Supposing that the circumcentre of $\Delta$$ABC$ is $O$, and the orthocenter of $\Delta$$O_1O_2D$ is H, I could prove that $A,O_1,O,H,O_2$ lie on a circle. After that I cannot figure out how to do. Please help.
[Any other better solution is also welcome :)]
Best Answer
I proceded starting from your suggestions and then by the following path. You can use your result to state that \begin{equation} \angle O_2OH \cong\angle O_2AH \cong \angle O_2DH,\tag{1}\label{eq:cong1} \end{equation} where the first congruence is due to the fact that the angles are subtended by the same chord $O_2H$, and the second congruence is due to the fact that triangle $AO_2D$ is isosceles.
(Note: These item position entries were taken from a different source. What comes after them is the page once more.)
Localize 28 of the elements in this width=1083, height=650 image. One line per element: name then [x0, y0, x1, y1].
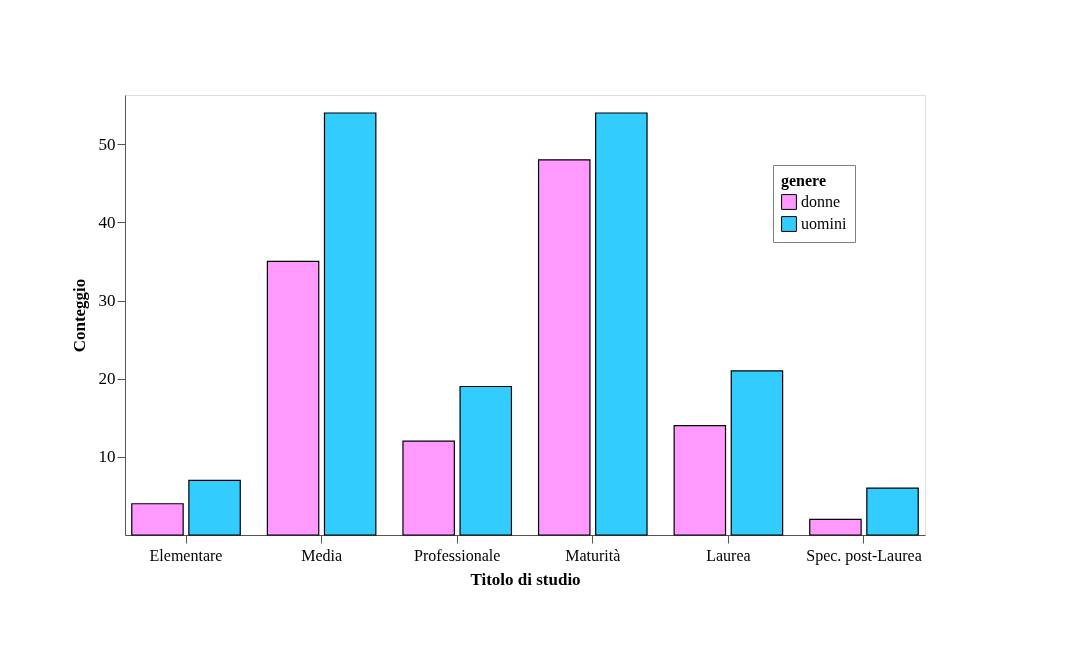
bar [131, 503, 184, 536]
bar [402, 440, 455, 536]
y-axis-title: Conteggio [69, 278, 89, 353]
x-tick-label: Spec. post-Laurea [806, 546, 922, 565]
x-tick-label: Elementare [149, 546, 223, 564]
y-tick-label: 30 [98, 291, 116, 311]
x-tick-label: Maturità [565, 546, 621, 564]
legend-title: genere [781, 172, 827, 190]
legend-label: uomini [801, 215, 847, 232]
legend-label: donne [801, 193, 841, 210]
y-tick-label: 50 [98, 134, 116, 154]
bar [459, 385, 513, 536]
bar [188, 479, 241, 536]
bar [866, 487, 919, 536]
bar [673, 424, 727, 536]
x-tick-label: Media [301, 546, 343, 564]
bar [323, 112, 377, 536]
x-tick-label: Professionale [414, 546, 501, 564]
bar [730, 370, 784, 536]
bar [595, 112, 648, 536]
y-tick-label: 10 [98, 447, 116, 467]
y-tick-label: 20 [98, 369, 116, 389]
bar [266, 260, 320, 536]
x-axis-title: Titolo di studio [470, 569, 581, 589]
x-tick-label: Laurea [706, 546, 751, 564]
bar [809, 518, 862, 536]
bar [537, 159, 591, 536]
y-tick-label: 40 [98, 212, 116, 232]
Call then $M_1$ the middle point of $BC$ and $M_2$ the middle point of $AC$. Note that \begin{equation} \angle O_2OM_1 + \angle ACB \cong \pi,\tag{2}\label{eq:sum1} \end{equation} which can be obtained by adding up the internal angles of quadrilateral $CM_2OM_1$. Now subtract and add $\angle O_2OH$ on the LHS of \eqref{eq:sum1}, getting \begin{eqnarray} \angle O_2OM_1 -\angle O_2OH+ \angle ACB + \angle O_2OH&\cong& \pi\\ \angle HOM_1 + \angle ACB + \angle O_2OH \cong \pi. \end{eqnarray} Finally, by using \eqref{eq:cong1} and properties of the circumcenter $O_2$, show that \begin{equation} \angle ACB + \angle O_2OH \cong \frac{\pi}{2}, \end{equation} which will lead to the thesis.